Un mot à ceux qui empruntent à la légère
Les lois de l’Esprit de vie dans l’assemblée se heurtent à des difficultés à l’infini. Les commandements saints ont un large rayon d’action ; ils touchent à tout ce que nous faisons ou ne faisons pas. La vigilance est loin d’avoir pris le dessus sur le sommeil. Les questions d’argent sont en particulier à l’origine de difficultés. On prête de l’argent avec insouciance, on le dilapide avec insouciance, on n’hésite pas à prêter à d’autres de l’argent qu’on a soi-même emprunté. C’est comme si le jour où on devra rendre des comptes était très lointain. Mais pour celui qui veut vivre la vie intérieure, la vie cachée avec Christ en Dieu, il s’avérera que le jour où il doit rendre des comptes est tout proche, car les jugements de Dieu sont toujours prononcés sur sa maison.
Comment peut-on administrer les mystères de Dieu, si on ne sait même pas gérer quelques centaines de couronnes – ce qui est même à la portée de beaucoup de gens impies ? L’Ecclésiastique nous exhorte à ne pas gager notre fortune pour nous porter garant de notre prochain. Si quelqu’un a faim et soif, donne-lui à boire et à manger ; mais personne n’a le devoir de prêter ou de donner ce qu’il ne possède même pas lui-même. Si on doit ensuite emprunter à d’autres pour prêter de l’argent, on met ces derniers dans l’embarras si quelque chose se passe mal.
S’il y a quelqu’un dans l’assemblée dont on pense qu’il a quelques sous, il y en a beaucoup qui sont prêts à lui emprunter de l’argent. Au lieu de demander de l’aide à Dieu, on s’adresse à cette personne. C’est peut-être un débutant sur les voies intérieures, de sorte qu’on aurait toutes les raisons du monde de traiter une telle personne avec prudence. Mais on est tellement préoccupé par ses propres affaires et ses propres finances qu’on n’en tient pas compte. Il faut de la sagesse ici. Il vient un jour où il va falloir payer, et si tu l’as promis, sois prompt à le faire, pour que les lois dans le royaume de Dieu soient observées avec soin. La piété n’est pas une source de gains. Les frères n’ont absolument aucun devoir de satisfaire tous tes besoins financiers ; ils marchent en effet dans la liberté et agissent dans la liberté, avec tout ce que Dieu leur a confié. Si quelqu’un a reçu des richesses terrestres, c’est un don de Dieu qu’il doit administrer lui-même, ce ne sont pas les autres qui doivent le faire. S’il gère ce talent de la bonne manière, il aura sa récompense ; mais s’il le donne à des gens cupides qui n’ont pas appris à être fidèles avec ce qui leur a été confié, cela ne lui apportera que des ennuis.

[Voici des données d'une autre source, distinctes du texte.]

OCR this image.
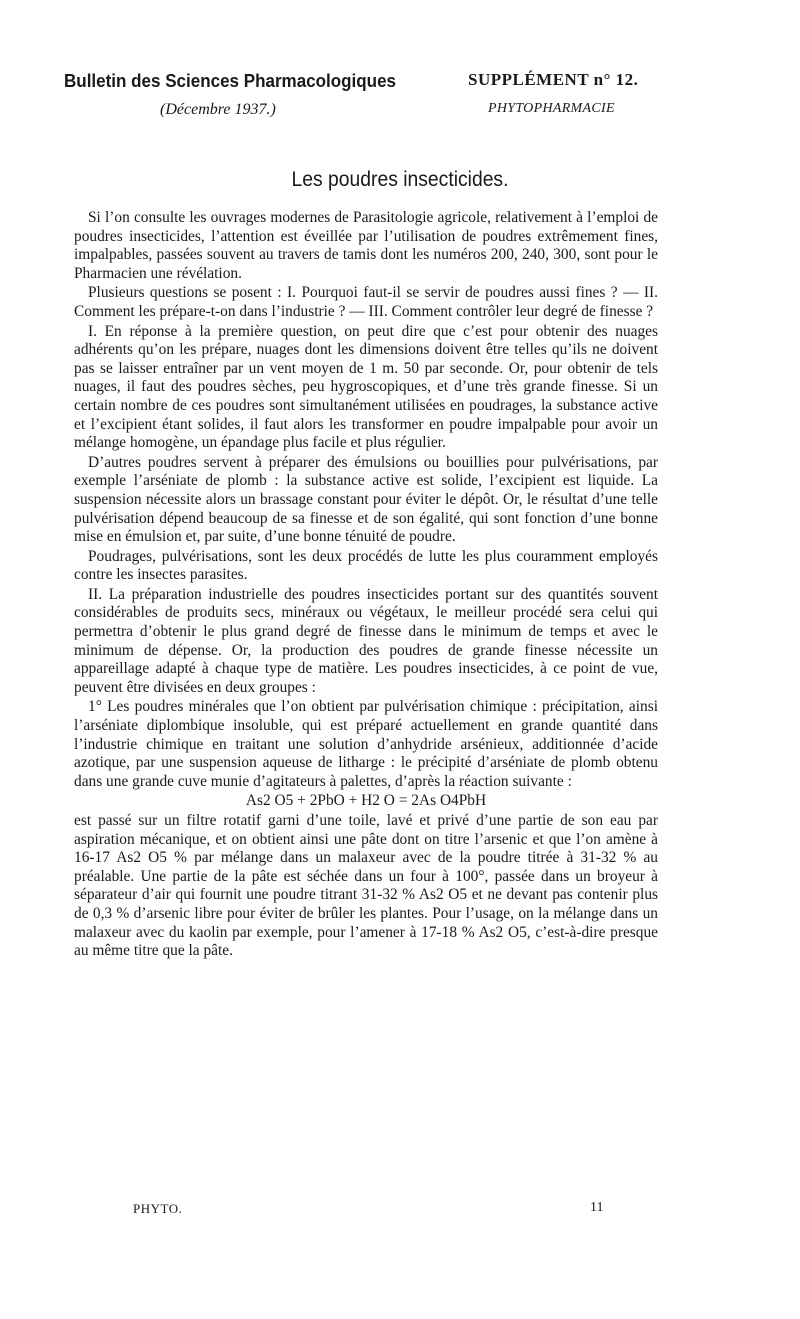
Bulletin des Sciences Pharmacologiques
(Décembre 1937.)
SUPPLÉMENT n° 12.
PHYTOPHARMACIE
Les poudres insecticides.

Si l’on consulte les ouvrages modernes de Parasitologie agricole, relativement à l’emploi de poudres insecticides, l’attention est éveillée par l’utilisation de poudres extrêmement fines, impalpables, passées souvent au travers de tamis dont les numéros 200, 240, 300, sont pour le Pharmacien une révélation.

Plusieurs questions se posent : I. Pourquoi faut-il se servir de poudres aussi fines ? — II. Comment les prépare-t-on dans l’industrie ? — III. Comment contrôler leur degré de finesse ?

I. En réponse à la première question, on peut dire que c’est pour obtenir des nuages adhérents qu’on les prépare, nuages dont les dimensions doivent être telles qu’ils ne doivent pas se laisser entraîner par un vent moyen de 1 m. 50 par seconde. Or, pour obtenir de tels nuages, il faut des poudres sèches, peu hygroscopiques, et d’une très grande finesse. Si un certain nombre de ces poudres sont simultanément utilisées en poudrages, la substance active et l’excipient étant solides, il faut alors les transformer en poudre impalpable pour avoir un mélange homogène, un épandage plus facile et plus régulier.

D’autres poudres servent à préparer des émulsions ou bouillies pour pulvérisations, par exemple l’arséniate de plomb : la substance active est solide, l’excipient est liquide. La suspension nécessite alors un brassage constant pour éviter le dépôt. Or, le résultat d’une telle pulvérisation dépend beaucoup de sa finesse et de son égalité, qui sont fonction d’une bonne mise en émulsion et, par suite, d’une bonne ténuité de poudre.

Poudrages, pulvérisations, sont les deux procédés de lutte les plus couramment employés contre les insectes parasites.

II. La préparation industrielle des poudres insecticides portant sur des quantités souvent considérables de produits secs, minéraux ou végétaux, le meilleur procédé sera celui qui permettra d’obtenir le plus grand degré de finesse dans le minimum de temps et avec le minimum de dépense. Or, la production des poudres de grande finesse nécessite un appareillage adapté à chaque type de matière. Les poudres insecticides, à ce point de vue, peuvent être divisées en deux groupes :

1° Les poudres minérales que l’on obtient par pulvérisation chimique : précipitation, ainsi l’arséniate diplombique insoluble, qui est préparé actuellement en grande quantité dans l’industrie chimique en traitant une solution d’anhydride arsénieux, additionnée d’acide azotique, par une suspension aqueuse de litharge : le précipité d’arséniate de plomb obtenu dans une grande cuve munie d’agitateurs à palettes, d’après la réaction suivante :

As2 O5 + 2PbO + H2 O = 2As O4PbH

est passé sur un filtre rotatif garni d’une toile, lavé et privé d’une partie de son eau par aspiration mécanique, et on obtient ainsi une pâte dont on titre l’arsenic et que l’on amène à 16-17 As2 O5 % par mélange dans un malaxeur avec de la poudre titrée à 31-32 % au préalable. Une partie de la pâte est séchée dans un four à 100°, passée dans un broyeur à séparateur d’air qui fournit une poudre titrant 31-32 % As2 O5 et ne devant pas contenir plus de 0,3 % d’arsenic libre pour éviter de brûler les plantes. Pour l’usage, on la mélange dans un malaxeur avec du kaolin par exemple, pour l’amener à 17-18 % As2 O5, c’est-à-dire presque au même titre que la pâte.

PHYTO.	11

C’est autre chose si quelqu’un a des biens de ce monde et voit son frère manquer de quelque chose, et qu’il lui ferme son cœur. Habituellement, on n’attend pas assez longtemps avant d’emprunter pour que les autres aient l’occasion de constater qu’on manque de quelque chose. C’est là l’erreur. On exige et on dit : puisque tu es chrétien, tu dois m’aider. Ce n’est pas là le commandement de Christ, c’est un commandement d’homme. Les commandements de Christ viennent toujours de l’intérieur, ils viennent de la racine de l’arbre, pas de sa cime. C’est béni de pouvoir aider, et on est plus heureux en donnant qu’en recevant ; mais il ne faut pas oublier qu’il faut de la sagesse pour donner. Le riche ou celui qui est généreux est entouré de tout un tas de flatteurs ; mais le juste a honte et préfère se tenir à l’écart en supportant d’être dans le besoin. Si donc tu veux faire du bien, fais attention à la personne envers qui tu fais le bien, pour que tu en retires de la joie. Il faut faire une distinction entre des dons et des aumônes. Il faut toujours faire ces dernières avec largesse ; car cela appartient à la justice de ne pas se détourner de celui qui demande de l’aide pour ses besoins vitaux.